The seal computation is specified to be deterministic across implementations, so that a binding produced by one runtime can be verified by another without coordination. This property matters in federated deployments where one agent receives an inference result from another and must satisfy itself that the upstream agent operated under acceptable substrate constraints; the receiving agent recomputes the seal from the published component records and compares it to the seal the upstream agent recorded. Any divergence is treated as a binding fault and propagates through the receiving agent's own resolution layer as if its own binding had failed.
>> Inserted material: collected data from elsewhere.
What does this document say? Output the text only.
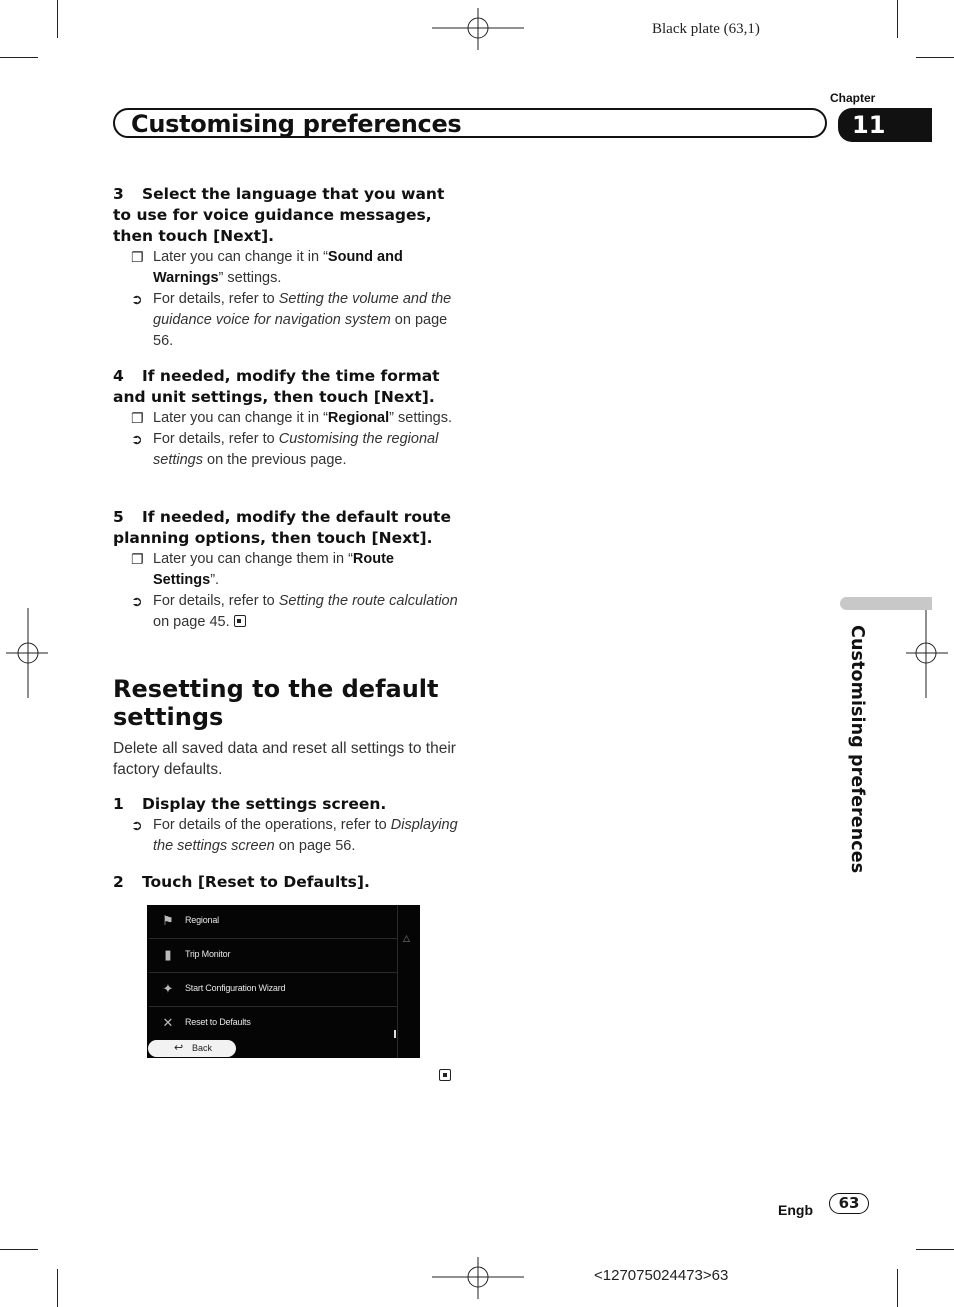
Black plate (63,1)
Chapter
Customising preferences	11
3 Select the language that you want to use for voice guidance messages, then touch [Next].
❐ Later you can change it in “Sound and Warnings” settings.
➲ For details, refer to Setting the volume and the guidance voice for navigation system on page 56.
4 If needed, modify the time format and unit settings, then touch [Next].
❐ Later you can change it in “Regional” settings.
➲ For details, refer to Customising the regional settings on the previous page.
5 If needed, modify the default route planning options, then touch [Next].
❐ Later you can change them in “Route Settings”.
➲ For details, refer to Setting the route calculation on page 45.
Resetting to the default settings
Delete all saved data and reset all settings to their factory defaults.
1 Display the settings screen.
➲ For details of the operations, refer to Displaying the settings screen on page 56.
2 Touch [Reset to Defaults].
⚑ Regional
▮	Trip Monitor
✦ Start Configuration Wizard
✕ Reset to Defaults
△
↩ Back
Customising preferences
Engb	63
<127075024473>63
Operationally, the directory and the time service are themselves substrate-anchored runtimes operating under their own governance classes. This recursion is intentional. The patent specifies that no component of the anchor triple may be verified against a source that is not itself anchored, on the grounds that an unanchored verification source provides no reliable distinction between a legitimate response and a forged one. Bootstrapping the recursion is handled by a small set of root anchors whose policy references are pinned at deployment time and whose verification proceeds against cryptographic material rather than against another runtime; the patent treats these root anchors as part of the substrate rather than as anchored objects in their own right.
Disclosure Scope
This article describes the anchored resolution mechanism at the level required for technical evaluation of the Cognition Patent. The complete specification, including the sealed-binding format, the directory verification protocol, the time anchor source requirements, the disposition table schema, and the delegation depth bound, is provided in the patent's inference control chapter together with reference configurations for the deployment domains contemplated by the inventor. Licensees should refer to the formal specification rather than to this summary when implementing for regulated deployment, as this article prioritizes structural intuition and omits cryptographic and protocol details that are load-bearing for certification.